Shona Kramer with her book Buckets of Love. She created the artwork for the cover. Photo / David Haxton
Paraparaumu Beach hairdresser Shona Kramer has written a book, called Buckets of Love, which reflects on her cherished life with husband Alex, his untimely death, to the struggles and realities of losing someone so special.
"It also reaches out to people who are grieving, to know that things they think or do, are normal things.
"These days people kind of want you to move on really quick, but you actually need the time to allow yourself to grieve, it's part of human nature."
Alex Kramer, 56, died last year after a long battle with cancer.
He was a well-loved family man as well as an admired and influential figure in the Weta Workshop and Weta Digital companies where he worked for 18 years.
The senior camera technical director worked on various blockbuster films such as The Lord of the Rings, King Kong, XMen3 and others.
Shona started writing the book, which is intermingled with her poetry, after he died, with his request that he wanted her to help people fresh in her mind.
With the book complete, she wants to do motivational speaking, not from a counsellor point of view, but simply from her experiences.
"Like I say in the book, I feel like I've got a degree in grief, without going to university to get it, and I don't know why it was chucked my way but it was, and if I can help other people with that ... "
Grief was like being in the worst maze of your life.
"There is no exit in sight and you turn this way and that but the wall is too high to climb, she wrote.
"The hedges are just too dense to break through.

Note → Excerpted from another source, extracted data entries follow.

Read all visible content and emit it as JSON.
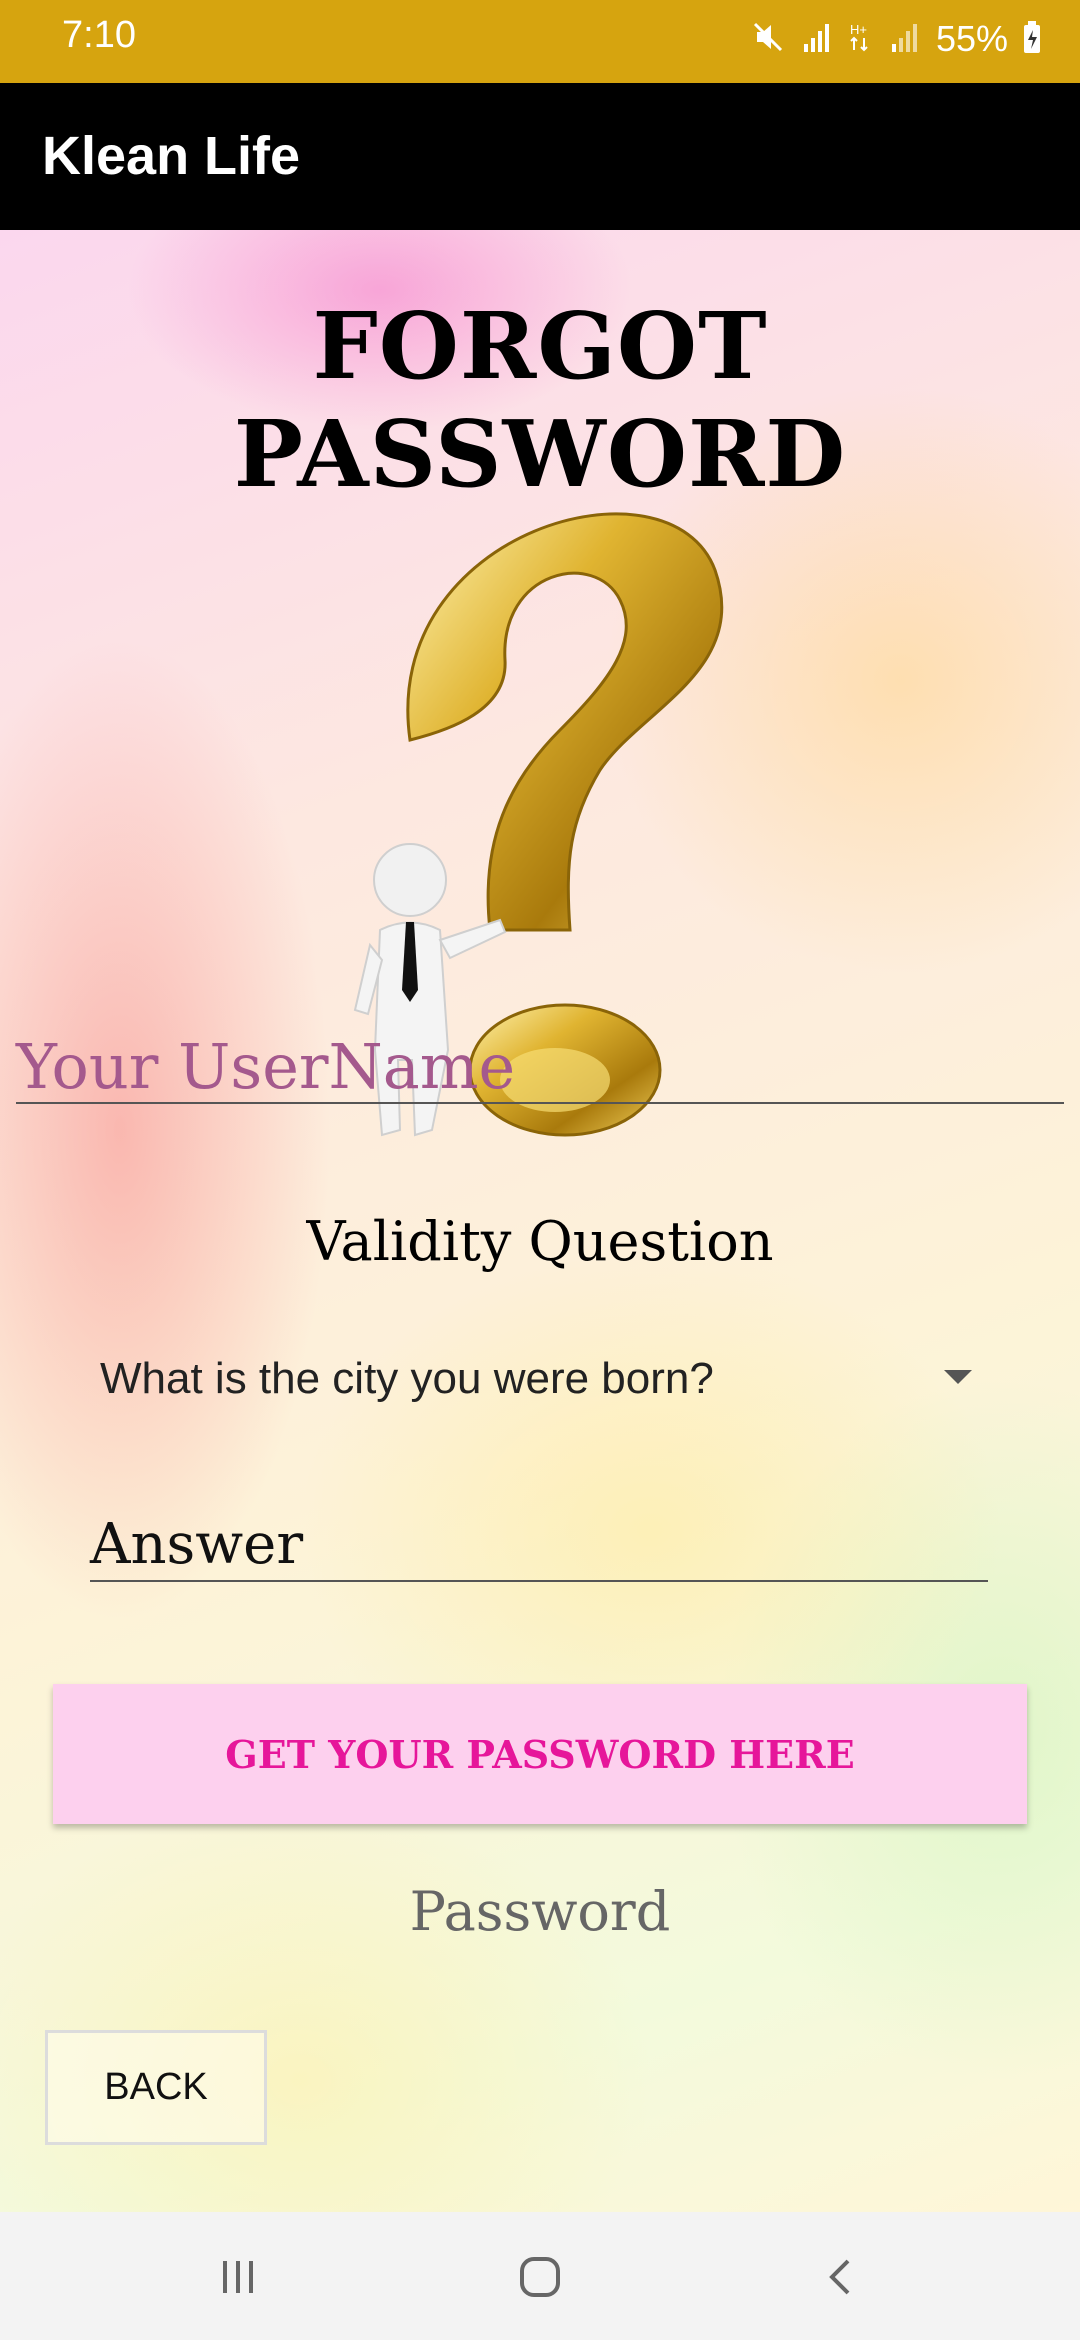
{
  "status_bar": {
    "time": "7:10",
    "battery_percent": "55%",
    "icons": [
      "mute-icon",
      "signal-icon",
      "hplus-data-icon",
      "signal-icon",
      "battery-charging-icon"
    ]
  },
  "app_bar": {
    "title": "Klean Life"
  },
  "page": {
    "title": "FORGOT PASSWORD",
    "illustration": "question-mark-with-figure-illustration",
    "username_placeholder": "Your UserName",
    "validity_label": "Validity Question",
    "question_selected": "What is the city you were born?",
    "answer_placeholder": "Answer",
    "get_password_button": "GET YOUR PASSWORD HERE",
    "password_output": "Password",
    "back_button": "BACK"
  },
  "nav_bar": {
    "icons": [
      "recents-icon",
      "home-icon",
      "back-icon"
    ]
  },
  "colors": {
    "status_bar": "#d6a40f",
    "app_bar": "#000000",
    "username_placeholder": "#a4598d",
    "button_bg": "#fdd0ee",
    "button_text": "#e6169a"
  }
}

"Your mind is just a total mix-up of a mangled mess and thoughts with no real connection.
"You do things but you don't know why you are doing them.
And you don't come out of grief as the person you went in as, she wrote.

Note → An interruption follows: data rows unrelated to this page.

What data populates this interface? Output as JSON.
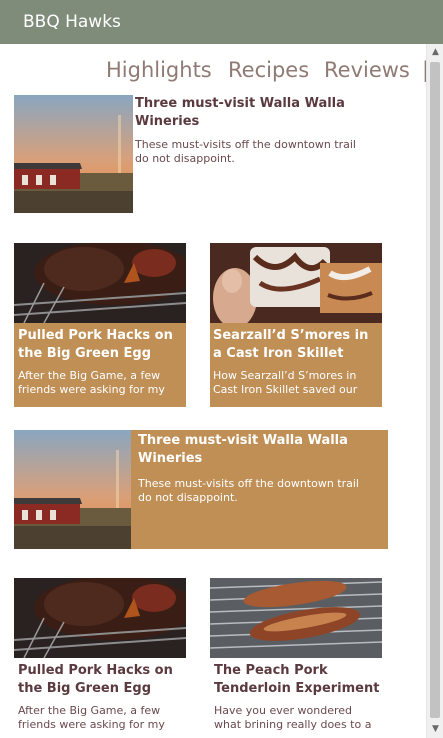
{
  "app": {
    "title": "BBQ Hawks"
  },
  "nav": {
    "tabs": [
      "Highlights",
      "Recipes",
      "Reviews"
    ]
  },
  "articles": [
    {
      "title": "Three must-visit Walla Walla Wineries",
      "desc": "These must-visits off the downtown trail do not disappoint.",
      "image": "winery-barn-sunset"
    },
    {
      "title": "Pulled Pork Hacks on the Big Green Egg",
      "desc": "After the Big Game, a few friends were asking for my",
      "image": "pulled-pork-grill"
    },
    {
      "title": "Searzall’d S’mores in a Cast Iron Skillet",
      "desc": "How Searzall’d S’mores in Cast Iron Skillet saved our",
      "image": "smores"
    },
    {
      "title": "Three must-visit Walla Walla Wineries",
      "desc": "These must-visits off the downtown trail do not disappoint.",
      "image": "winery-barn-sunset"
    },
    {
      "title": "Pulled Pork Hacks on the Big Green Egg",
      "desc": "After the Big Game, a few friends were asking for my",
      "image": "pulled-pork-grill"
    },
    {
      "title": "The Peach Pork Tenderloin Experiment",
      "desc": "Have you ever wondered what brining really does to a",
      "image": "pork-tenderloin-grill"
    }
  ],
  "colors": {
    "titlebar": "#7e8c79",
    "accent_tan": "#bf8f56",
    "title_text": "#5a3a3e",
    "nav_text": "#8f7b74"
  }
}
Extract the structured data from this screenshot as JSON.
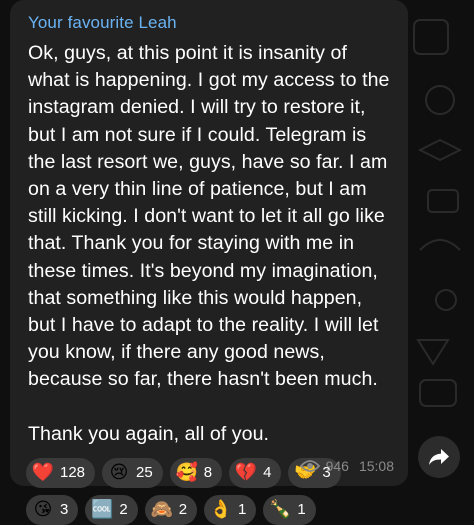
{
  "message": {
    "sender": "Your favourite Leah",
    "paragraph1": "Ok, guys, at this point it is insanity of what is happening. I got my access to the instagram denied. I will try to restore it, but I am not sure if I could. Telegram is the last resort we, guys, have so far. I am on a very thin line of patience, but I am still kicking. I don't want to let it all go like that. Thank you for staying with me in these times. It's beyond my imagination, that something like this would happen, but I have to adapt to the reality. I will let you know, if there any good news, because so far, there hasn't been much.",
    "paragraph2": "Thank you again, all of you."
  },
  "reactions": [
    {
      "emoji": "heart",
      "glyph": "❤️",
      "count": "128"
    },
    {
      "emoji": "crying-face",
      "glyph": "😢",
      "count": "25"
    },
    {
      "emoji": "smiling-face-with-hearts",
      "glyph": "🥰",
      "count": "8"
    },
    {
      "emoji": "broken-heart",
      "glyph": "💔",
      "count": "4"
    },
    {
      "emoji": "handshake",
      "glyph": "🤝",
      "count": "3"
    },
    {
      "emoji": "kissing-face",
      "glyph": "😘",
      "count": "3"
    },
    {
      "emoji": "cool-button",
      "glyph": "🆒",
      "count": "2"
    },
    {
      "emoji": "see-no-evil-monkey",
      "glyph": "🙈",
      "count": "2"
    },
    {
      "emoji": "ok-hand",
      "glyph": "👌",
      "count": "1"
    },
    {
      "emoji": "champagne",
      "glyph": "🍾",
      "count": "1"
    }
  ],
  "meta": {
    "views": "946",
    "time": "15:08"
  },
  "colors": {
    "sender": "#6ab3f3",
    "bubble": "#212121",
    "reaction_bg": "#3a3a3a",
    "meta": "#8a8a8a"
  }
}
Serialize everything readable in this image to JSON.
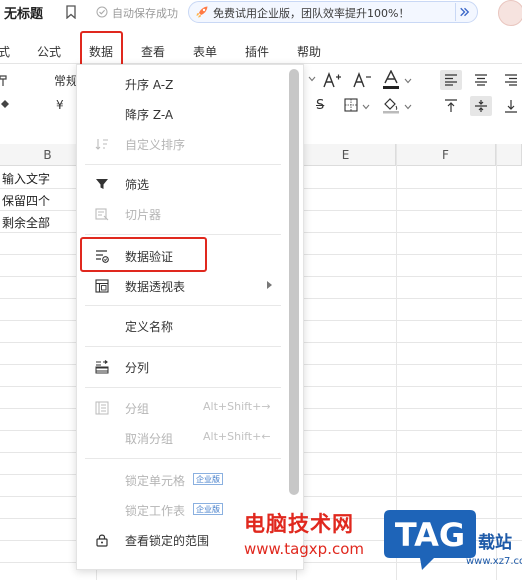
{
  "titlebar": {
    "doc_title": "无标题",
    "save_status": "自动保存成功",
    "promo_text": "免费试用企业版，团队效率提升100%！"
  },
  "menubar": {
    "tabs": [
      "式",
      "公式",
      "数据",
      "查看",
      "表单",
      "插件",
      "帮助"
    ]
  },
  "toolbar": {
    "number_format": "常规",
    "currency_symbol": "¥",
    "strike_symbol": "S"
  },
  "grid": {
    "columns": [
      "B",
      "E",
      "F"
    ],
    "cells": [
      "输入文字",
      "保留四个",
      "剩余全部"
    ]
  },
  "dropdown": {
    "items": [
      {
        "label": "升序 A-Z",
        "disabled": false,
        "icon": "none"
      },
      {
        "label": "降序 Z-A",
        "disabled": false,
        "icon": "none"
      },
      {
        "label": "自定义排序",
        "disabled": true,
        "icon": "sort-icon"
      },
      {
        "label": "筛选",
        "disabled": false,
        "icon": "filter-icon"
      },
      {
        "label": "切片器",
        "disabled": true,
        "icon": "slicer-icon"
      },
      {
        "label": "数据验证",
        "disabled": false,
        "icon": "data-validation-icon"
      },
      {
        "label": "数据透视表",
        "disabled": false,
        "icon": "pivot-table-icon",
        "submenu": true
      },
      {
        "label": "定义名称",
        "disabled": false,
        "icon": "none"
      },
      {
        "label": "分列",
        "disabled": false,
        "icon": "split-column-icon"
      },
      {
        "label": "分组",
        "disabled": true,
        "icon": "group-icon",
        "shortcut": "Alt+Shift+→"
      },
      {
        "label": "取消分组",
        "disabled": true,
        "icon": "none",
        "shortcut": "Alt+Shift+←"
      },
      {
        "label": "锁定单元格",
        "disabled": true,
        "icon": "none",
        "badge": "企业版"
      },
      {
        "label": "锁定工作表",
        "disabled": true,
        "icon": "none",
        "badge": "企业版"
      },
      {
        "label": "查看锁定的范围",
        "disabled": false,
        "icon": "lock-icon"
      }
    ]
  },
  "watermark": {
    "brand": "电脑技术网",
    "url": "www.tagxp.com",
    "logo_text": "TAG",
    "side_text": "载站",
    "side_url": "www.xz7.com"
  },
  "colors": {
    "highlight": "#e0281e",
    "logo_blue": "#1e64b8"
  }
}
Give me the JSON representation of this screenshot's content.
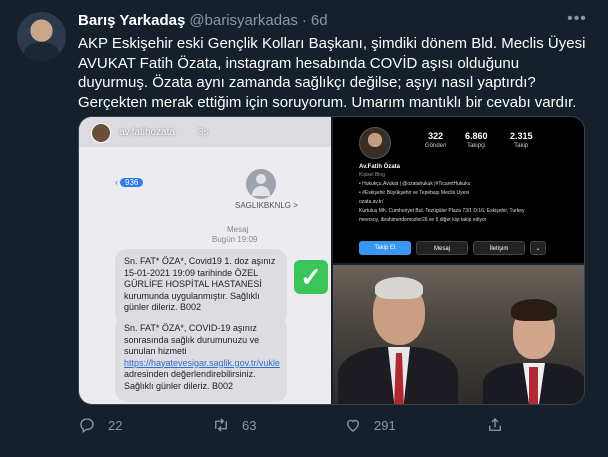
{
  "tweet": {
    "author_name": "Barış Yarkadaş",
    "author_handle": "@barisyarkadas",
    "separator": "·",
    "time": "6d",
    "more_icon": "more-horizontal-icon",
    "text": "AKP Eskişehir eski Gençlik Kolları Başkanı, şimdiki dönem Bld. Meclis Üyesi AVUKAT Fatih Özata, instagram hesabında COVİD aşısı olduğunu duyurmuş. Özata aynı zamanda sağlıkçı değilse; aşıyı nasıl yaptırdı? Gerçekten merak ettiğim için soruyorum. Umarım mantıklı bir cevabı vardır."
  },
  "media": {
    "sms_screenshot": {
      "story_user": "av.fatihozata",
      "story_time": "3s",
      "back_count": "936",
      "contact": "SAGLIKBKNLG >",
      "meta_label": "Mesaj",
      "meta_date": "Bugün 19:09",
      "message1": "Sn. FAT* ÖZA*, Covid19 1. doz aşınız 15-01-2021 19:09 tarihinde ÖZEL GÜRLİFE HOSPİTAL HASTANESİ kurumunda uygulanmıştır. Sağlıklı günler dileriz.   B002",
      "message2_pre": "Sn. FAT* ÖZA*, COVID-19 aşınız sonrasında sağlık durumunuzu ve sunulan hizmeti ",
      "message2_link": "https://hayatevesigar.saglik.gov.tr/vukle",
      "message2_post": " adresinden değerlendirebilirsiniz. Sağlıklı günler dileriz.  B002",
      "check_glyph": "✓"
    },
    "instagram_profile": {
      "posts": "322",
      "posts_label": "Gönderi",
      "followers": "6.860",
      "followers_label": "Takipçi",
      "following": "2.315",
      "following_label": "Takip",
      "name": "Av.Fatih Özata",
      "subtitle": "Kişisel Blog",
      "bio_lines": [
        "• Hukukçu,Avukat | @ozatahukuk |#TicaretHukuku",
        "• #Eskişehir Büyükşehir ve Tepebaşı Meclis Üyesi",
        "ozata.av.tr/",
        "Kurtuluş Mh. Cumhuriyet Bul. Tezügüler Plaza 73/1 D:16, Eskişehir, Turkey",
        "meersoy, ibrahimerdemozler26 ve 5 diğer kişi takip ediyor"
      ],
      "follow_button": "Takip Et",
      "message_button": "Mesaj",
      "contact_button": "İletişim",
      "more_button": "⌄"
    }
  },
  "actions": {
    "reply_count": "22",
    "retweet_count": "63",
    "like_count": "291",
    "reply_icon": "reply-icon",
    "retweet_icon": "retweet-icon",
    "like_icon": "heart-icon",
    "share_icon": "share-icon"
  }
}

"You are different in all ways.
"You have thoughts and realities that hit you like a brick."
Simple things, like supermarket shopping was tough, in the early days, as she had always shopped for two.
"I apologise now to any of the poor public who saw the snivelling woman awash with cascading tears trying to hold it together."

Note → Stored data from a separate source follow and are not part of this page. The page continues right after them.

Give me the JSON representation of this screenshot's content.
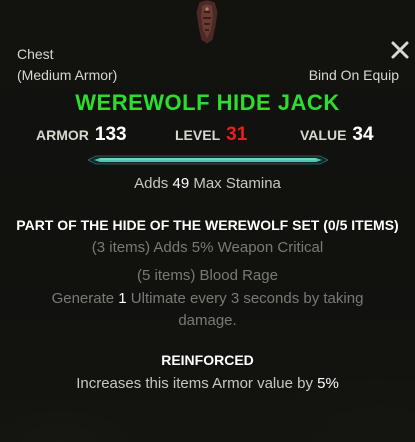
{
  "item": {
    "slot": "Chest",
    "weight": "(Medium Armor)",
    "bind": "Bind On Equip",
    "name": "WEREWOLF HIDE JACK",
    "name_color": "#2ddc2d",
    "icon": "chest-armor-icon"
  },
  "stats": {
    "armor_label": "ARMOR",
    "armor_value": "133",
    "level_label": "LEVEL",
    "level_value": "31",
    "value_label": "VALUE",
    "value_value": "34"
  },
  "enchant": {
    "prefix": "Adds",
    "amount": "49",
    "suffix": "Max Stamina"
  },
  "set": {
    "title": "PART OF THE HIDE OF THE WEREWOLF SET (0/5 ITEMS)",
    "bonus_3": "(3 items) Adds 5% Weapon Critical",
    "bonus_5_title": "(5 items) Blood Rage",
    "bonus_5_line1_prefix": "Generate",
    "bonus_5_line1_amount": "1",
    "bonus_5_line1_suffix": "Ultimate every 3 seconds by taking",
    "bonus_5_line2": "damage."
  },
  "trait": {
    "title": "REINFORCED",
    "desc_prefix": "Increases this items Armor value by",
    "desc_amount": "5%"
  },
  "controls": {
    "close_icon": "close-icon"
  }
}
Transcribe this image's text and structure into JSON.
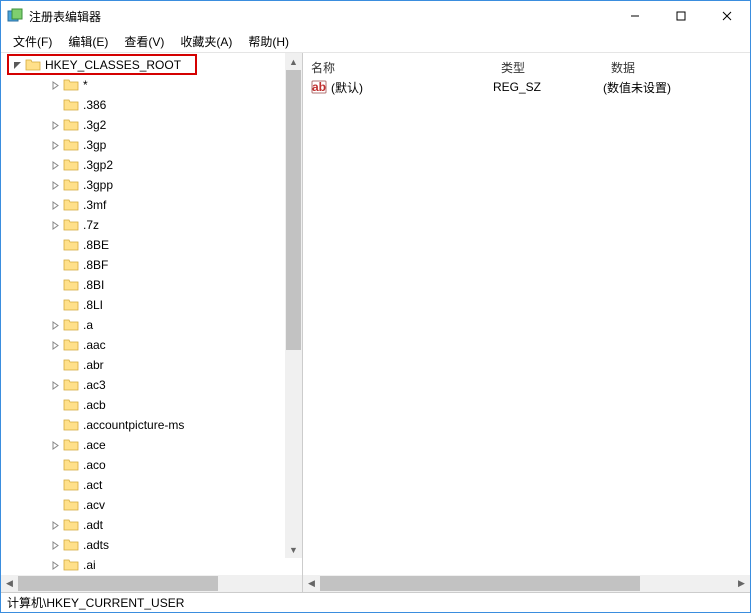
{
  "window": {
    "title": "注册表编辑器"
  },
  "menu": {
    "file": "文件(F)",
    "edit": "编辑(E)",
    "view": "查看(V)",
    "favorites": "收藏夹(A)",
    "help": "帮助(H)"
  },
  "tree": {
    "root": {
      "label": "HKEY_CLASSES_ROOT",
      "expanded": true,
      "expandable": true,
      "highlighted": true,
      "indent": 10
    },
    "items": [
      {
        "label": "*",
        "expandable": true
      },
      {
        "label": ".386",
        "expandable": false
      },
      {
        "label": ".3g2",
        "expandable": true
      },
      {
        "label": ".3gp",
        "expandable": true
      },
      {
        "label": ".3gp2",
        "expandable": true
      },
      {
        "label": ".3gpp",
        "expandable": true
      },
      {
        "label": ".3mf",
        "expandable": true
      },
      {
        "label": ".7z",
        "expandable": true
      },
      {
        "label": ".8BE",
        "expandable": false
      },
      {
        "label": ".8BF",
        "expandable": false
      },
      {
        "label": ".8BI",
        "expandable": false
      },
      {
        "label": ".8LI",
        "expandable": false
      },
      {
        "label": ".a",
        "expandable": true
      },
      {
        "label": ".aac",
        "expandable": true
      },
      {
        "label": ".abr",
        "expandable": false
      },
      {
        "label": ".ac3",
        "expandable": true
      },
      {
        "label": ".acb",
        "expandable": false
      },
      {
        "label": ".accountpicture-ms",
        "expandable": false
      },
      {
        "label": ".ace",
        "expandable": true
      },
      {
        "label": ".aco",
        "expandable": false
      },
      {
        "label": ".act",
        "expandable": false
      },
      {
        "label": ".acv",
        "expandable": false
      },
      {
        "label": ".adt",
        "expandable": true
      },
      {
        "label": ".adts",
        "expandable": true
      },
      {
        "label": ".ai",
        "expandable": true
      }
    ]
  },
  "list": {
    "headers": {
      "name": "名称",
      "type": "类型",
      "data": "数据"
    },
    "rows": [
      {
        "name": "(默认)",
        "type": "REG_SZ",
        "data": "(数值未设置)"
      }
    ]
  },
  "statusbar": {
    "path": "计算机\\HKEY_CURRENT_USER"
  }
}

Even 15 months on, heartstrings could be pulled as she walked through the aisles and saw his favourite OV drink, Dutch almond fingers, or Knights liquorice.
Or walking through Farmers and seeing a garment Alex would have liked felt like a "pitchfork to the heart".
People who have suffered grief go into a dysfunctional mode to survive, she believes.
"The body in some way just shuts down as a process of absorbing what has happened.